Funding for the programs would have to be approved in a separate step.

Airlines oppose a measure pushed by Rep. James Oberstar, D-Minn., chairman of the House Transportation and Infrastructure Committee, that would break up within three years all airline alliances. Such groupings allow U.S. and foreign carriers to cooperate on scheduling and revenue sharing. Airlines would be able to seek new anti-trust exemptions to renew the alliances, but they argue the disruption would cost thousands of industry jobs.

Oberstar, who has said the alliances impede competition and take away U.S. jobs, said the intent is to give the U.S. government time to produce a study on the benefits of the partnerships.

The EU opposes a measure, also pushed by Oberstar, to toughen rules that require that 75% of a U.S. airline be owned and operated by U.S. citizens. Oberstar’s measure would spell out what activities must be controlled by U.S. citizens. Current law allows the federal government to determine the matter case by case.

The bill would also allow airports to charge higher fees to passengers to finance construction. The limit on the so-called passenger facility charge would increase to $7 from $4.50 per passenger, a change that lawmakers estimate would generate an additional $1.1 billion in annual revenue for airports.

The bill cleared the House Rules Committee Wednesday, and a vote by the full House could come as soon as Thursday. Support in the Senate is unclear.

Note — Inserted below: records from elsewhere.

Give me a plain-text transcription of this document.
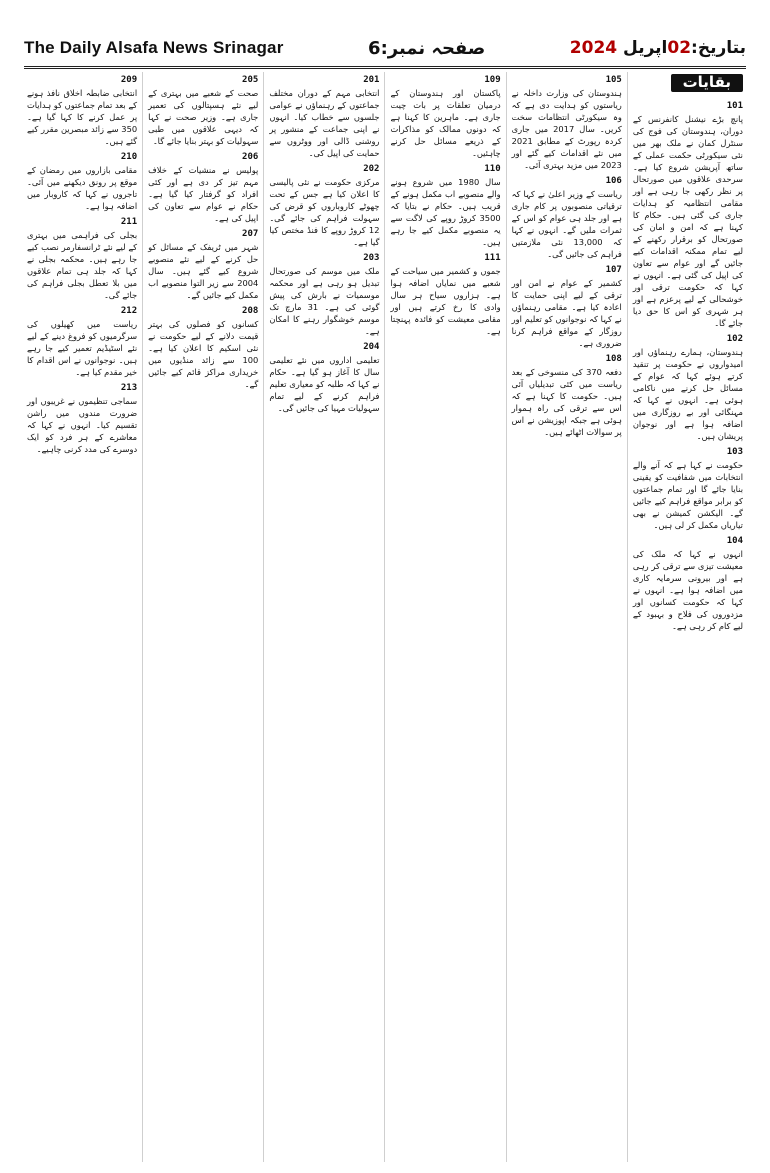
The Daily Alsafa News Srinagar	صفحہ نمبر:6	بتاریخ:02اپریل 2024
بقایات
101

پانچ بڑے نیشنل کانفرنس کے دوران، ہندوستان کی فوج کی سنٹرل کمان نے ملک بھر میں نئی سیکورٹی حکمت عملی کے ساتھ آپریشن شروع کیا ہے۔ سرحدی علاقوں میں صورتحال پر نظر رکھی جا رہی ہے اور مقامی انتظامیہ کو ہدایات جاری کی گئی ہیں۔ حکام کا کہنا ہے کہ امن و امان کی صورتحال کو برقرار رکھنے کے لیے تمام ممکنہ اقدامات کیے جائیں گے اور عوام سے تعاون کی اپیل کی گئی ہے۔ انہوں نے کہا کہ حکومت ترقی اور خوشحالی کے لیے پرعزم ہے اور ہر شہری کو اس کا حق دیا جائے گا۔

102

ہندوستان، ہمارے رہنماؤں اور امیدواروں نے حکومت پر تنقید کرتے ہوئے کہا کہ عوام کے مسائل حل کرنے میں ناکامی ہوئی ہے۔ انہوں نے کہا کہ مہنگائی اور بے روزگاری میں اضافہ ہوا ہے اور نوجوان پریشان ہیں۔

103

حکومت نے کہا ہے کہ آنے والے انتخابات میں شفافیت کو یقینی بنایا جائے گا اور تمام جماعتوں کو برابر مواقع فراہم کیے جائیں گے۔ الیکشن کمیشن نے بھی تیاریاں مکمل کر لی ہیں۔

104

انہوں نے کہا کہ ملک کی معیشت تیزی سے ترقی کر رہی ہے اور بیرونی سرمایہ کاری میں اضافہ ہوا ہے۔ انہوں نے کہا کہ حکومت کسانوں اور مزدوروں کی فلاح و بہبود کے لیے کام کر رہی ہے۔

105

ہندوستان کی وزارت داخلہ نے ریاستوں کو ہدایت دی ہے کہ وہ سیکورٹی انتظامات سخت کریں۔ سال 2017 میں جاری کردہ رپورٹ کے مطابق 2021 میں نئے اقدامات کیے گئے اور 2023 میں مزید بہتری آئی۔

106

ریاست کے وزیر اعلیٰ نے کہا کہ ترقیاتی منصوبوں پر کام جاری ہے اور جلد ہی عوام کو اس کے ثمرات ملیں گے۔ انہوں نے کہا کہ 13,000 نئی ملازمتیں فراہم کی جائیں گی۔

107

کشمیر کے عوام نے امن اور ترقی کے لیے اپنی حمایت کا اعادہ کیا ہے۔ مقامی رہنماؤں نے کہا کہ نوجوانوں کو تعلیم اور روزگار کے مواقع فراہم کرنا ضروری ہے۔

108

دفعہ 370 کی منسوخی کے بعد ریاست میں کئی تبدیلیاں آئی ہیں۔ حکومت کا کہنا ہے کہ اس سے ترقی کی راہ ہموار ہوئی ہے جبکہ اپوزیشن نے اس پر سوالات اٹھائے ہیں۔

109

پاکستان اور ہندوستان کے درمیان تعلقات پر بات چیت جاری ہے۔ ماہرین کا کہنا ہے کہ دونوں ممالک کو مذاکرات کے ذریعے مسائل حل کرنے چاہئیں۔

110

سال 1980 میں شروع ہونے والے منصوبے اب مکمل ہونے کے قریب ہیں۔ حکام نے بتایا کہ 3500 کروڑ روپے کی لاگت سے یہ منصوبے مکمل کیے جا رہے ہیں۔

111

جموں و کشمیر میں سیاحت کے شعبے میں نمایاں اضافہ ہوا ہے۔ ہزاروں سیاح ہر سال وادی کا رخ کرتے ہیں اور مقامی معیشت کو فائدہ پہنچتا ہے۔

201

انتخابی مہم کے دوران مختلف جماعتوں کے رہنماؤں نے عوامی جلسوں سے خطاب کیا۔ انہوں نے اپنی جماعت کے منشور پر روشنی ڈالی اور ووٹروں سے حمایت کی اپیل کی۔

202

مرکزی حکومت نے نئی پالیسی کا اعلان کیا ہے جس کے تحت چھوٹے کاروباروں کو قرض کی سہولت فراہم کی جائے گی۔ 12 کروڑ روپے کا فنڈ مختص کیا گیا ہے۔

203

ملک میں موسم کی صورتحال تبدیل ہو رہی ہے اور محکمہ موسمیات نے بارش کی پیش گوئی کی ہے۔ 31 مارچ تک موسم خوشگوار رہنے کا امکان ہے۔

204

تعلیمی اداروں میں نئے تعلیمی سال کا آغاز ہو گیا ہے۔ حکام نے کہا کہ طلبہ کو معیاری تعلیم فراہم کرنے کے لیے تمام سہولیات مہیا کی جائیں گی۔

205

صحت کے شعبے میں بہتری کے لیے نئے ہسپتالوں کی تعمیر جاری ہے۔ وزیر صحت نے کہا کہ دیہی علاقوں میں طبی سہولیات کو بہتر بنایا جائے گا۔

206

پولیس نے منشیات کے خلاف مہم تیز کر دی ہے اور کئی افراد کو گرفتار کیا گیا ہے۔ حکام نے عوام سے تعاون کی اپیل کی ہے۔

207

شہر میں ٹریفک کے مسائل کو حل کرنے کے لیے نئے منصوبے شروع کیے گئے ہیں۔ سال 2004 سے زیر التوا منصوبے اب مکمل کیے جائیں گے۔

208

کسانوں کو فصلوں کی بہتر قیمت دلانے کے لیے حکومت نے نئی اسکیم کا اعلان کیا ہے۔ 100 سے زائد منڈیوں میں خریداری مراکز قائم کیے جائیں گے۔

209

انتخابی ضابطہ اخلاق نافذ ہونے کے بعد تمام جماعتوں کو ہدایات پر عمل کرنے کا کہا گیا ہے۔ 350 سے زائد مبصرین مقرر کیے گئے ہیں۔

210

مقامی بازاروں میں رمضان کے موقع پر رونق دیکھنے میں آئی۔ تاجروں نے کہا کہ کاروبار میں اضافہ ہوا ہے۔

211

بجلی کی فراہمی میں بہتری کے لیے نئے ٹرانسفارمر نصب کیے جا رہے ہیں۔ محکمہ بجلی نے کہا کہ جلد ہی تمام علاقوں میں بلا تعطل بجلی فراہم کی جائے گی۔

212

ریاست میں کھیلوں کی سرگرمیوں کو فروغ دینے کے لیے نئے اسٹیڈیم تعمیر کیے جا رہے ہیں۔ نوجوانوں نے اس اقدام کا خیر مقدم کیا ہے۔

213

سماجی تنظیموں نے غریبوں اور ضرورت مندوں میں راشن تقسیم کیا۔ انہوں نے کہا کہ معاشرے کے ہر فرد کو ایک دوسرے کی مدد کرنی چاہیے۔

-By Josh Mitchell, Dow Jones Newswires; 202-862-6637; joshua.mitchell@ dowjones.com

By Josh Mitchell

Of DOW JONES NEWSWIRES

WASHINGTON -(Dow Jones)- The U.S. House passed legislation Thursday to curtail international airline alliances, a move proponents said would increase competition, but which the industry warned would cost jobs.

The bill, approved on a 277-136 vote, would also boost spending on airport construction and airline safety. The Federal Aviation Administration would get $ 70 billion over four years to carry out the programs.

Senate support for the legislation is unclear.

Airlines strongly opposed a measure that would strip them of exemptions to anti-trust laws three years after enactment of the legislation. The exemptions allow airlines to join global alliances that coordinate schedules and share revenue.

Airlines would be able to apply for new exemptions after three years, but under possibly tougher standards.

Rep. James Oberstar, D-Minn., chairman of the House Transportation and Infrastructure Committee, said he pushed the measure to prevent the industry from being dominated by several conglomerates that he said would have too much power to raise ticket prices.

But the Air Transport Association, representing major airlines, said the alliances improve efficiency and service and warned that eliminating them would cost up to 15,000 jobs.

The House legislation would also toughen rules that require that 75% of a U.S. airline be owned and operated by U.S. citizens. It spells out what activities must be controlled by U.S. citizens. Current law allows the federal government to determine the matter case by case.

Oberstar said the measure is designed to ensure that foreign investors don’t exert too much control over prices and schedules in the U.S. But the European Union said the provision runs counter to a landmark deal between the U.S. and EU to deregulate international air travel.

The House bill would also allow airports to charge higher fees to passengers to finance construction. The limit on the so-called passenger facility charge would increase to $7 from $4.50 per passenger, a change that lawmakers estimate would generate an additional $1.1 billion in annual revenue for airports.